Há apontamentos que finjo serem meus, outros que o são realmente e se perdem no emaranhado de pensamentos que turvam a minha sana visão da vida. São lapsos de tempo, em que, racionalmente me demoro a analisar o que aqui se passa, como vai a minha vida mundana de 24 horas sobre 24 horas, em que como, durmo, caminho, falo, grito, escuto, cheiro, toco...uso todos os sentidos que me permitem ver o mundo de forma transparente. Não consigo concluir nada, totalmente em branco perante a opacidade do sistema, das vidas que se cruzam em meu redor e que talvez tenham, ou talvez não tenham, as peocupações que recentemente me assolam o juízo.

Talvez haja horas felizes, e talvez um momento de luz incandescente me transmita o brilho que me falta à alma, ao raciocínio que tento não esconder nas nuvens que entrelaçam o céu, com os raios de sol que de vez em quando por ali se espalham, na verdade porque acredito que um destes dias tudo se há-de tornar mais claro, mais evidente, e porque com esta esperança passo o tempo em que sou menos feliz, esboço um sorriso e levanto-me para tomar uma chávena de chá.

segunda-feira, 3 de março de 2008

Cinco

Os sonhos podem ser tão simples, tão justos por vezes, longe dos interesses materiais que normalmente revestem os sonhos. É o intangível que toma conta das mentes, que expele as vontades escondidas em nós. Há coisas tão simples, que não nos passa nunca pela cabeça a rapidez da sua concretização, e de cada vez que escuto uma ideia neste sentido, me maltrato enquanto homem, pela insensibilidade que me confere a distracção com que vivo todos os dias.

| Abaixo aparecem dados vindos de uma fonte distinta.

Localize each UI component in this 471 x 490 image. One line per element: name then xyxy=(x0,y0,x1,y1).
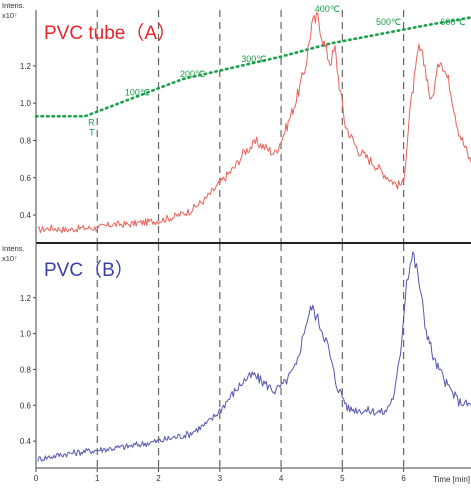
y-tick-label: 0.4 xyxy=(20,437,32,446)
y-tick-label: 0.8 xyxy=(20,136,32,145)
temperature-label: T xyxy=(89,127,95,137)
y-tick-label: 0.6 xyxy=(20,174,32,183)
x-tick-label: 3 xyxy=(218,474,223,483)
panel-a-ylabel: Intens. xyxy=(2,1,25,10)
temperature-label: 200℃ xyxy=(180,69,205,79)
panel-a-grid xyxy=(96,10,405,243)
panel-a-yscale-label: x10⁷ xyxy=(2,11,17,20)
y-tick-label: 1.2 xyxy=(20,294,32,303)
y-tick-label: 0.6 xyxy=(20,401,32,410)
panel-a-y-ticks: 0.4 0.6 0.8 1.0 1.2 xyxy=(20,62,36,220)
temperature-line xyxy=(34,16,471,118)
panel-a: Intens. x10⁷ 0.4 0.6 0.8 1.0 1.2 RT 100℃ 200℃ 3… xyxy=(2,1,471,243)
temperature-label: 600℃ xyxy=(440,17,465,27)
panel-b-yscale-label: x10⁷ xyxy=(2,254,17,263)
x-tick-label: 6 xyxy=(401,474,406,483)
panel-b: Intens. x10⁷ 0.4 0.6 0.8 1.0 1.2 0 1 2 3 4 5 6 PVC… xyxy=(2,244,471,484)
temperature-label: R xyxy=(88,117,95,127)
temperature-label: 400℃ xyxy=(315,4,340,14)
signal-line xyxy=(37,12,471,234)
y-tick-label: 0.8 xyxy=(20,365,32,374)
y-tick-label: 1.0 xyxy=(20,330,32,339)
panel-b-y-ticks: 0.4 0.6 0.8 1.0 1.2 xyxy=(20,294,36,446)
x-tick-label: 1 xyxy=(95,474,100,483)
x-tick-label: 2 xyxy=(156,474,161,483)
y-tick-label: 0.4 xyxy=(20,211,32,220)
panel-b-grid xyxy=(96,244,405,468)
x-tick-label: 0 xyxy=(34,474,39,483)
temperature-label: 300℃ xyxy=(241,54,266,64)
panel-b-x-ticks: 0 1 2 3 4 5 6 xyxy=(34,468,406,483)
x-tick-label: 4 xyxy=(279,474,284,483)
panel-a-signal xyxy=(37,12,471,234)
panel-b-ylabel: Intens. xyxy=(2,244,25,253)
panel-b-signal xyxy=(37,251,471,462)
panel-b-title: PVC（B） xyxy=(44,259,134,281)
temperature-label: 500℃ xyxy=(376,17,401,27)
y-tick-label: 1.2 xyxy=(20,62,32,71)
panel-a-title: PVC tube（A） xyxy=(44,22,176,44)
x-axis-label: Time [min] xyxy=(433,475,470,484)
panel-a-temperature: RT 100℃ 200℃ 300℃ 400℃ 500℃ 600℃ xyxy=(34,4,471,137)
y-tick-label: 1.0 xyxy=(20,99,32,108)
signal-line xyxy=(37,251,471,462)
temperature-label: 100℃ xyxy=(125,88,150,98)
x-tick-label: 5 xyxy=(340,474,345,483)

Os valores manterias em que circunscrevemos as nossas acções não nos deixam perceber o quão mesquinhos podemos ser, os valores que perdemos por aí e os sorrisos que deixamos de ver, as lágrimas que deixam de cair, as de felicidade, claro, que das outras nunca temos saudade.

E é tão simples, tão simples que quando alguém tem essa ideia, na qual poderíamos nós ter pensado enquanto seres humanos preocupados e atentos para com o que nos rodeia, mas que nunca nos lembrámos, porque o egoísmo com que vivemos não nos permite, quase que nos nos sentimos a desfalecer de descontentamento. Ainda bem que estes egoísmos perdoam certas pessoas, para que desinteressadamente, acredito, se permitirem à dádiva que é fazer alguém feliz. Porque pelos outros também é importante interessar-nos, porque nos outros também reside a esperança de voltarmos um dia à lividez de nos reencontramos com a alma que queremos sempre limpa dos pecados e dos distúrbios que o mundo nos aplica.

Sem sinónimos de culpa, por vezes, outras que tais, com a vontade de apertar bem forte o espaço que permanece entre nós e os outros, emersos no vazio que nos constrange o pensamento, porque a alma se deve aquecer com os bons sentimentos, não apenas com o calor dos bons actos, pelo dinheiro irrisório da boa vontade e do altruísmo que nos faz pensar no próximo que vive perto de nós, longe, por muito e por pouco tempo, ou apenas no imaginário de quem sabe que o somos todos responsáveis uns pelos outros, assim é o conceito de família.

domingo, 2 de março de 2008

Quatro

Lentos são os dias que passam, de sol quente, de brisa fresca, perturbação natural de um tempo fora de tempo, que nos embala todas as horas que concluirmos serem as nossas, as naturais e as necessárias, até se resolverem os problemas dos minutos que queríamos ter e não temos.

Rápidos são os lamentos que nossa boca solta, que nossos olhos mostram de cada vez que bate a luz através dos cortinados de papel que enfeitam as janelas reflectidas na memória que trazemos junto ao coração.

Breves são sempre as notas que deixamos de guardar em nossos bolsos, símbolo de aventuras deixadas para trás, longe dos tempos mudos de idades perturbadas e conturbadas, dos demais sonhos inacabados que pelas nossa mente antes sã, passaram.